You Sound different today

Want create site? Find Free WordPress Themes and plugins.

Want create site? Find Free WordPress Themes and plugins.

At the heart of the TeSLA system lie several instruments that implement various biometrics based identity-verification systems. TeSLA collects several kinds of biometric data from each learner. These biometric samples are processed by the various instruments, to determine whether the learner is in fact the person he or she claims to be (i.e., the instruments verify the identity of the learner). At present the set of instruments includes Face Recognition (FR), Voice Recognition (VR), Keystroke-dynamics (KSD) based identification, and Forensic Analysis (FA) of text.

It is well known that most identity-verification systems can be attacked, to malicious ends, in various ways. The easiest kind of attack are spoof attacks, formally called presentation attacks (PA) are attacks made on the biometric sensor (e.g., the camera for face-recognition system or the microphone for voice-recognition system). Therefore, TeSLA also includes two instruments dedicated to presentation-attack detection (PAD): one for face-PAD, and another for voice-PAD. A previous blog entry discussed face presentation attack detection (face-PAD for short), that is, detecting spoof-attacks on the face-recognition instrument. Today we will talk about voice-PAD, that is, how to detect PAs on the VR instrument.

Suppose Bob has enrolled his voice-pattern in the TeSLA VR instrument. Next time he uses TeSLA, the VR instrument can verify his identity based on samples of his speech. There are three common common types of attacks that can be performed by another person, say Alice, on Bob’s voice-based identity:

replay: Alice records Bob’s voice, and replays it back, say, on a laptop or a mobile device, to TeSLA,
speech-synthesis: Alice uses speech-synthesis software to generate a speech-sample that sounds like Bob’s voice, or
voice-conversion: Alice records herself, speaking some text, and uses a voice-conversion software tool to generate a speech sample sounding like Bob’s voice.

Of these, replay-attacks are the easiest to perpetrate, and probably also the most common. The other two kinds of attacks require access to some sophisticated technology, but are not improbable in today’s world.

Listen to the following examples and see if you can distinguish the different kinds of attacks.

Genuine voice sample

Replay-attack sample

Speech-synthesis attack sample

Voice-conversion attack sample

In fact, in the voice-conversion example, indeed the voice of a woman has been converted to resemble that of the male speaker in the genuine voice sample.

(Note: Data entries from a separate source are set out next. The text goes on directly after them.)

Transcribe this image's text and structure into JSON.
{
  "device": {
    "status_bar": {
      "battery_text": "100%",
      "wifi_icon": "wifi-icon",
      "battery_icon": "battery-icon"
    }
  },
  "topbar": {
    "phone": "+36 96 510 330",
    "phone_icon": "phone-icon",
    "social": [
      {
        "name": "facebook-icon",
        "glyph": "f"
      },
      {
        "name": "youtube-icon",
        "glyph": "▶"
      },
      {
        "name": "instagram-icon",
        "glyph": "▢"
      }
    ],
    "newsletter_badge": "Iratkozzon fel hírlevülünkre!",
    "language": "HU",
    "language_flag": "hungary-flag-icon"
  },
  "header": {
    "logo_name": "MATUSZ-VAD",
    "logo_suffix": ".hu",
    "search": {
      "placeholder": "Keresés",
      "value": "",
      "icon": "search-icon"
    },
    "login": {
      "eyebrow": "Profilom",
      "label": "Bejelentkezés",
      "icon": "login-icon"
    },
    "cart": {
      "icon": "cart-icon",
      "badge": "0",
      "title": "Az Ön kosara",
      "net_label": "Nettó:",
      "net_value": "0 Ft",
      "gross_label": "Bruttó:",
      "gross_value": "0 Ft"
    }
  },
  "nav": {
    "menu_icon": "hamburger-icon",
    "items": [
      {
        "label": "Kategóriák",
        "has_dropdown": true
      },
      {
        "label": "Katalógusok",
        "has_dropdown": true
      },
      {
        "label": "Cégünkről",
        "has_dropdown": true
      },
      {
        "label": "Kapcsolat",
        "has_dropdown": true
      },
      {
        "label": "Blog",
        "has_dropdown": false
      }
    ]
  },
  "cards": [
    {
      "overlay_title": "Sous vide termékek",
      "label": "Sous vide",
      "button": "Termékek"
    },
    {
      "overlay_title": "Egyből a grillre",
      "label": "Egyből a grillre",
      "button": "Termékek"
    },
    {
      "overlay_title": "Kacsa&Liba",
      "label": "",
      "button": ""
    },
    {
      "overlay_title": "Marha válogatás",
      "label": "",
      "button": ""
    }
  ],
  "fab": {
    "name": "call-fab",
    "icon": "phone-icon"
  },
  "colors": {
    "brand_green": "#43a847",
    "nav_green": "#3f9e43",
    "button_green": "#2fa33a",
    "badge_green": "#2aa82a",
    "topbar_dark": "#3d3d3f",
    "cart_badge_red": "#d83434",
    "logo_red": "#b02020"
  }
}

One common way of analyzing a speech waveform is by looking at its spectrogram. Figure shows the spectrograms of the four speech samples above. The spectrograms indicate the following:

The genuine speech sample covers the entire frequency-range (0 to 8 Khz), but most of the energy is concentrated in the lower frequency-bands (up to 500 Hz). During the short silences within the sample, some low-frequency signal is still present.
The spectrogram of the replay-attack sample looks similar to that of the genuine sample, except that a lot of the high-frequency information is missing, and some upper mid-range frequencies (5 KHz to 6 KHz) are more prominent than in the genuine sample. This is so because the replay-attack sample is generated by re-recording the genuine sample as it is played back on a laptop.
In both, the speech-synthesis sample and the voice-conversion sample, the speech pattern looks quite unnatural, where the silences are very clean, and most of the high-frequency information is missing.

The voice-PAD instrument tries to detect attacks based on the spectrogram of the input sample. For this, the instrument is first trained, using a set of only trusted genuine samples from a large set of speakers, to recognize the spectral characteristics of genuine speech-samples. This kind of classifier, trained on only the genuine class, is called as a one-class classifier (OCC). OCCs are a good approach to PAD because they can deal with different kinds of attacks, without being explicitly trained to detect those kinds of attacks.

To be specific, a gaussian mixture-model (GMM) based OCC can be trained, to recognize genuine samples based on Mel-frequency cepstral coefficients (MFCC) and their derivative features. Once trained, the GMM produces a probability value for each input speech sample. When presented with a genuine sample, the output of the GMM will always be higher than a certain threshold, and for attack presentations it is expected to produce low probability values.

Idiap Team

Did you find apk for android? You can find new Free Android Games and apps.

8 de November de 2017 in General Tags:

Did you find apk for android? You can find new Free Android Games and apps.

Want create site? Find Free WordPress Themes and plugins.
You Sound different today
Did you find apk for android? You can find new Free Android Games and apps.

Recent posts

TeSLA Project Twitter

Want create site? Find Free WordPress Themes and plugins.You Sound different todayDid you find apk for android? You can find new Free Android Games and apps.

Recent posts

TeSLA Project Twitter

Want create site? Find Free WordPress Themes and plugins.
You Sound different today
Did you find apk for android? You can find new Free Android Games and apps.